Lenira Haddad
Uma educação que gere cidadãos mais cuidadosos, responsáveis e comprometidos, capazes de contribuir para um mundo mais justo e pacífico, deve começar na primeira infância, uma vez que valores, atitudes, comportamentos e habilidades adquiridas nesse período podem ter impacto duradouro na vida
Em maio de 2007, 35 participantes de 16 países reuniram-se na cidade de Gotemburgo, na Suécia, para discutir o papel da educação infantil para uma sociedade sustentável. Uma diversidade de perspectivas, insights e experiências foi apresentada, ressaltando os vínculos entre a educação infantil e o desenvolvimento sustentável, o que resultou na publicação do documento The contribution of early childhood education to a sustainable society (A contribuição da educação infantil para uma sociedade sustentável) (Samuelsson e Kaga, 2008).

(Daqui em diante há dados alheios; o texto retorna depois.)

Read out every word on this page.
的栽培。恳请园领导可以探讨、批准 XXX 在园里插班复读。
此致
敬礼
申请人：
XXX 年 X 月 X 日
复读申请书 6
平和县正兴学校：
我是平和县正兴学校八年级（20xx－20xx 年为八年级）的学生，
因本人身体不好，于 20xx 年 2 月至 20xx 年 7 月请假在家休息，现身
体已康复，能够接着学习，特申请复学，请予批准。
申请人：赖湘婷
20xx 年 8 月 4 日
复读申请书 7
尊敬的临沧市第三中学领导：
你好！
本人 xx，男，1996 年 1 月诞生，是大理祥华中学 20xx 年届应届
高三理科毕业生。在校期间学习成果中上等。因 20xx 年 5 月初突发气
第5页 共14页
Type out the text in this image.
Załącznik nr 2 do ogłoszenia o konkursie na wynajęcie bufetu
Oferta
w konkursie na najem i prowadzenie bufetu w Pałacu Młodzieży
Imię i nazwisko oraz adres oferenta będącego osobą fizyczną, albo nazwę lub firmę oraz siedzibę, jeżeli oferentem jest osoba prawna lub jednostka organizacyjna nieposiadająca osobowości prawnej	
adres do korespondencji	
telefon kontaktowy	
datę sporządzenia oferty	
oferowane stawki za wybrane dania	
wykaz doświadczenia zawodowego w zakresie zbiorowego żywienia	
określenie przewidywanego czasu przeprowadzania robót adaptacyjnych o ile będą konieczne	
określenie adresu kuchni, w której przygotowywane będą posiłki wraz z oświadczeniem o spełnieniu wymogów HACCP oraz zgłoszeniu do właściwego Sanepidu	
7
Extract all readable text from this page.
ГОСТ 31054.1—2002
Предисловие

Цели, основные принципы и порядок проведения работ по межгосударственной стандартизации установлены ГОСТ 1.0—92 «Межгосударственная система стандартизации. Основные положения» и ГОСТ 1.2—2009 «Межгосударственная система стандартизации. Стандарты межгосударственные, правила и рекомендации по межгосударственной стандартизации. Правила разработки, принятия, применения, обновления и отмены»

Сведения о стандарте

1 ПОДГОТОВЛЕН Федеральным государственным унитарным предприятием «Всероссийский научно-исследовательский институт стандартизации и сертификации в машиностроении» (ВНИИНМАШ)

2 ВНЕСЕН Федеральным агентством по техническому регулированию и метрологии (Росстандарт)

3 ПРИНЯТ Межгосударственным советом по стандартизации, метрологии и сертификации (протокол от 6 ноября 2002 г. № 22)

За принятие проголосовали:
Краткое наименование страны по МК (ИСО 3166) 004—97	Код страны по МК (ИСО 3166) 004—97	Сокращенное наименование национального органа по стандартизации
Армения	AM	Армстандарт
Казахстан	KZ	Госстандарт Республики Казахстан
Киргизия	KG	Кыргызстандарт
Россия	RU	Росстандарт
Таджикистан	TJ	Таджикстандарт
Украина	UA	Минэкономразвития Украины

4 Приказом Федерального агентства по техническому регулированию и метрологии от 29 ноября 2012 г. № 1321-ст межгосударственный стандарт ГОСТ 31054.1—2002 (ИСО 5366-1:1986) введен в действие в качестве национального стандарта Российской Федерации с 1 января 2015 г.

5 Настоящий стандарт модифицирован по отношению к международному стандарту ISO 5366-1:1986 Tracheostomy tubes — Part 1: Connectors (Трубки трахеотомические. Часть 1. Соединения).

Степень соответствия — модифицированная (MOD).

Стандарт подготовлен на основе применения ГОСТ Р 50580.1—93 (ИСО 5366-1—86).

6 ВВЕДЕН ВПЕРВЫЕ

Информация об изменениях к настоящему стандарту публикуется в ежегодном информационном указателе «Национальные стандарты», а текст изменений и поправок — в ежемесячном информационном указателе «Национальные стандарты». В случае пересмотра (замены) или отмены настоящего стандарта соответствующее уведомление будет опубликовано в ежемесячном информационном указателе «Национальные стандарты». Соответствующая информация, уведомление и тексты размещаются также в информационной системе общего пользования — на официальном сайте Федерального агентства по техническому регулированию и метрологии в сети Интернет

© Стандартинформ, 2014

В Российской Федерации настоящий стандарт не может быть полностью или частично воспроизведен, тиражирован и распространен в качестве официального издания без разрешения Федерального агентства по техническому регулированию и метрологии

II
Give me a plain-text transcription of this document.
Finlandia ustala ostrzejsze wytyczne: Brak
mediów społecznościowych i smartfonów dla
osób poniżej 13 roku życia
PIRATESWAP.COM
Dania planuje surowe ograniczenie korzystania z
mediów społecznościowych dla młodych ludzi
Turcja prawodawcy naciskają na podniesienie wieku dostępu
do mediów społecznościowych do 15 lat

Alinhado com a ideia compartilhada de desenvolvimento sustentável como concepção de progresso que satisfaz as necessidades do presente, sem comprometer a possibilidade de as futuras gerações satisfazerem as suas, esse encontro foi movido por três evidências principais. A primeira é que nossas sociedades requerem com urgência novos tipos de educação, que possam ajudar a prevenir a futura degradação do planeta e que gerem cidadãos mais cuidadosos, responsáveis e comprometidos, capazes de contribuir para um mundo mais justo e pacífico. A segunda é que esses novos tipos de educação precisam estar disponíveis para todos e existir em vários contextos, incluindo famílias e comunidades. A terceira é que tais tipos de educação devem começar na primeira infância, uma vez que valores, atitudes, comportamentos e habilidades adquiridas nesse período podem ter impacto duradouro na vida.
Assim, a educação infantil ocupa claramente um lugar importante nos esforços trazidos para o desenvolvimento sustentável. A seguir, apresentarei os principais pontos de concordância decorrentes desse encontro.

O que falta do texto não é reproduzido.